The Metropolis anime wasn’t too bad. I saw it the weekend before A.I. was released in Tokyo and of the two, Metropolis was much better. Sticking to Tezuka’s rather dated 40’s art style for the characters with lush 3D backgrounds was rather wonky and was hard to get over to take the movie seriously, but the ending scene with I Can’t Stop Loving You playing won me over.
I read the original manga and it has almost nothing to do with the movie beyond the look of the key characters.
Then shouldn’t it have been:
* **
~~ NO! ~~
** *
I’ve seen the original several times, both the Moroder version, with live accompaniment, and the recently reconstructed version. It’s a masterpiece.

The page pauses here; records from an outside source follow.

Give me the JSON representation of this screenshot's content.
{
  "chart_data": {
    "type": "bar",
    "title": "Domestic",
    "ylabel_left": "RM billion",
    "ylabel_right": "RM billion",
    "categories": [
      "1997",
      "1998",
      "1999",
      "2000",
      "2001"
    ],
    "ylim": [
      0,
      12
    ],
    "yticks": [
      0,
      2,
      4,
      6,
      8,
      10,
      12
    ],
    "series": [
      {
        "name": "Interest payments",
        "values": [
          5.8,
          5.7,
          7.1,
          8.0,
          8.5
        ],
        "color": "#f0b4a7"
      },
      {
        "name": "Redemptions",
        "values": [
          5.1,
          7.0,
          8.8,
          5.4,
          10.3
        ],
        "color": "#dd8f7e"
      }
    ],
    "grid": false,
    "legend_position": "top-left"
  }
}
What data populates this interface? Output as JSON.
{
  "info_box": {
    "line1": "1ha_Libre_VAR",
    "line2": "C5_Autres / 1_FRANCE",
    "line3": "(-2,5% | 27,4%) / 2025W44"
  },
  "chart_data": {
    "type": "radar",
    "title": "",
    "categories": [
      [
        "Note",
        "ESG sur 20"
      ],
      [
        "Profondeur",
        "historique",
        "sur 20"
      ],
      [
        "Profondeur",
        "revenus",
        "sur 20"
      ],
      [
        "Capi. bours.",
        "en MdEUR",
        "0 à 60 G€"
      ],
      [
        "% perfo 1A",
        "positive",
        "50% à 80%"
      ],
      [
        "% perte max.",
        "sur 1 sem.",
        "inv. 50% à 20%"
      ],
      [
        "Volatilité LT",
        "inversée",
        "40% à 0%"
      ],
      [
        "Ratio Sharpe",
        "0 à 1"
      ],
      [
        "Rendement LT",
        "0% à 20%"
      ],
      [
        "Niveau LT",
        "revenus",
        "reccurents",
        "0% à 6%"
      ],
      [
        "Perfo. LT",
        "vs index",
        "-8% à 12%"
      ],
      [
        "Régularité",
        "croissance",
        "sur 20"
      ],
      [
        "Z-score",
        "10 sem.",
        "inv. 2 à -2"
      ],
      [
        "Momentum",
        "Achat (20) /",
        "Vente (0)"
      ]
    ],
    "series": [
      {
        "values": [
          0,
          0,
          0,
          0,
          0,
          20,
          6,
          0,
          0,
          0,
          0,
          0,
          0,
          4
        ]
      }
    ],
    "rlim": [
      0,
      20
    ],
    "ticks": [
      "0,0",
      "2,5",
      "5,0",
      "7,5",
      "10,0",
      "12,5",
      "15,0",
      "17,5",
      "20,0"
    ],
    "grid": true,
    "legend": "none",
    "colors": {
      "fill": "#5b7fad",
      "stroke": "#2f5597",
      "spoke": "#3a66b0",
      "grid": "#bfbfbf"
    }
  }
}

The original is iconic, the designs are so abstract it’s almost like a coloring book inviting me to fill in the details of how that world works and what parts of it we don’t see. And I remember it more as a series of scenes than the story as a whole. There’s the ruling class and the children of privilege, the workers who are slaves to the machines instead of the other way around, a female android to impersonate and undermine the inspirational Maria; I think someone with vision and talent could make some stunning sequences from those themes.

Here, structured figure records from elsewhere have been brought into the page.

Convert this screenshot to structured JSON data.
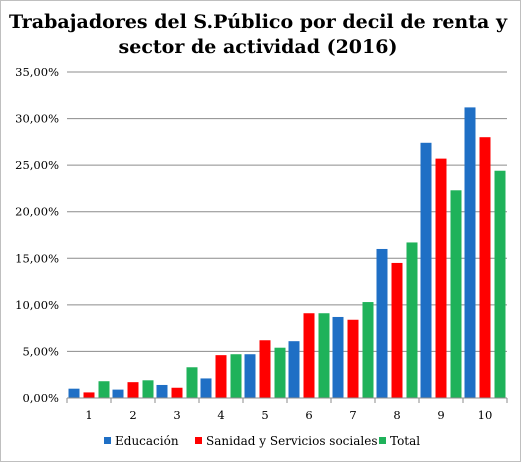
{
  "chart_data": {
    "type": "bar",
    "title_lines": [
      "Trabajadores del S.Público por decil de renta y",
      "sector de actividad (2016)"
    ],
    "categories": [
      "1",
      "2",
      "3",
      "4",
      "5",
      "6",
      "7",
      "8",
      "9",
      "10"
    ],
    "ylim": [
      0,
      35
    ],
    "y_ticks": [
      0,
      5,
      10,
      15,
      20,
      25,
      30,
      35
    ],
    "y_tick_labels": [
      "0,00%",
      "5,00%",
      "10,00%",
      "15,00%",
      "20,00%",
      "25,00%",
      "30,00%",
      "35,00%"
    ],
    "grid": true,
    "legend_position": "bottom",
    "series": [
      {
        "name": "Educación",
        "color": "#1f6fc5",
        "values": [
          1.0,
          0.9,
          1.4,
          2.1,
          4.7,
          6.1,
          8.7,
          16.0,
          27.4,
          31.2
        ]
      },
      {
        "name": "Sanidad y Servicios sociales",
        "color": "#ff0000",
        "values": [
          0.6,
          1.7,
          1.1,
          4.6,
          6.2,
          9.1,
          8.4,
          14.5,
          25.7,
          28.0
        ]
      },
      {
        "name": "Total",
        "color": "#1fb25a",
        "values": [
          1.8,
          1.9,
          3.3,
          4.7,
          5.4,
          9.1,
          10.3,
          16.7,
          22.3,
          24.4
        ]
      }
    ]
  }
}
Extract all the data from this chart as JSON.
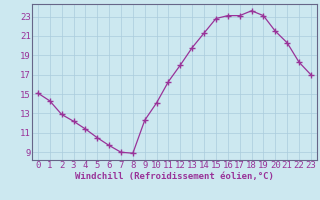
{
  "x": [
    0,
    1,
    2,
    3,
    4,
    5,
    6,
    7,
    8,
    9,
    10,
    11,
    12,
    13,
    14,
    15,
    16,
    17,
    18,
    19,
    20,
    21,
    22,
    23
  ],
  "y": [
    15.1,
    14.3,
    12.9,
    12.2,
    11.4,
    10.5,
    9.7,
    9.0,
    8.9,
    12.3,
    14.1,
    16.3,
    18.0,
    19.8,
    21.3,
    22.8,
    23.1,
    23.1,
    23.6,
    23.1,
    21.5,
    20.3,
    18.3,
    17.0
  ],
  "line_color": "#993399",
  "marker": "+",
  "bg_color": "#cce8f0",
  "grid_color": "#aaccdd",
  "xlabel": "Windchill (Refroidissement éolien,°C)",
  "yticks": [
    9,
    11,
    13,
    15,
    17,
    19,
    21,
    23
  ],
  "xticks": [
    0,
    1,
    2,
    3,
    4,
    5,
    6,
    7,
    8,
    9,
    10,
    11,
    12,
    13,
    14,
    15,
    16,
    17,
    18,
    19,
    20,
    21,
    22,
    23
  ],
  "ylim": [
    8.2,
    24.3
  ],
  "xlim": [
    -0.5,
    23.5
  ],
  "xlabel_fontsize": 6.5,
  "tick_fontsize": 6.5,
  "label_color": "#993399",
  "spine_color": "#666688",
  "linewidth": 0.9,
  "markersize": 4.5,
  "markeredgewidth": 1.0
}
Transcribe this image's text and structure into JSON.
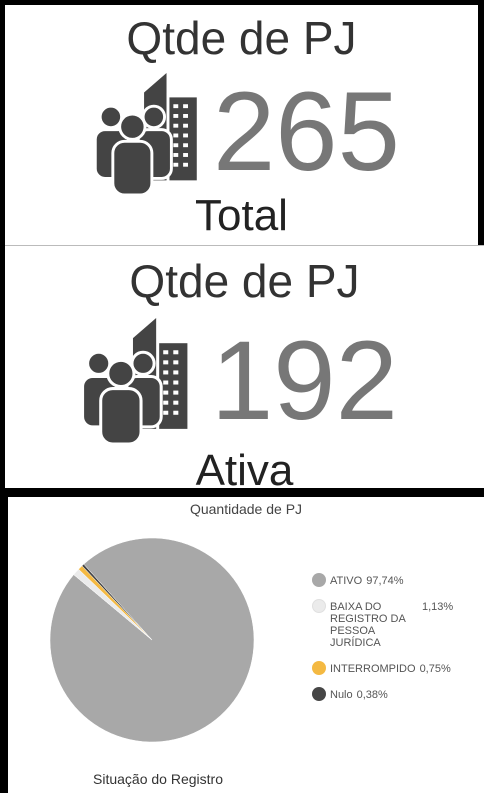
{
  "cards": [
    {
      "title": "Qtde de PJ",
      "value": "265",
      "caption": "Total"
    },
    {
      "title": "Qtde de PJ",
      "value": "192",
      "caption": "Ativa"
    }
  ],
  "chart_data": {
    "type": "pie",
    "title": "Quantidade de PJ",
    "x_label": "Situação do Registro",
    "categories": [
      "ATIVO",
      "BAIXA DO REGISTRO DA PESSOA JURÍDICA",
      "INTERROMPIDO",
      "Nulo"
    ],
    "values": [
      97.74,
      1.13,
      0.75,
      0.38
    ],
    "value_labels": [
      "97,74%",
      "1,13%",
      "0,75%",
      "0,38%"
    ],
    "colors": [
      "#a8a8a8",
      "#ebebeb",
      "#f4b942",
      "#464646"
    ],
    "legend": "right"
  }
}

But that still leaves two things that I can’t see a way for a remake to handle well. The whole bit at the end where the hands and the brain decide to work together, with the heart to guide them, would be laughed out of the theater these days. It needs a more fulfilling climax. The other problem is all the rest of the story. The original is amazing to look at, and must have been even moreso in 1927. I didn’t watch it for the story. But I don’t know if you can lure audiences in just with great pictures anymore. I saw Sky Captain and the World of Tomorrow, and it’s gorgeous to look at, but there wasn’t anything more to it, and it flopped.
Well done sir!
I really hope they get Queen to do the soundtrack on this one.
Or maybe The Darkness; I can imagine Freder in front of the giant machine rocking out with the proles to “I Believe in a Thing Called Love” to woo Maria’s heart (played by Kirsten Dunst).
I have that copy (or, did, until a friend ‘borrowed’ it), and it is a good quality edition.
I’m there.
Or they’ll borrowthe costume from BBC Wales!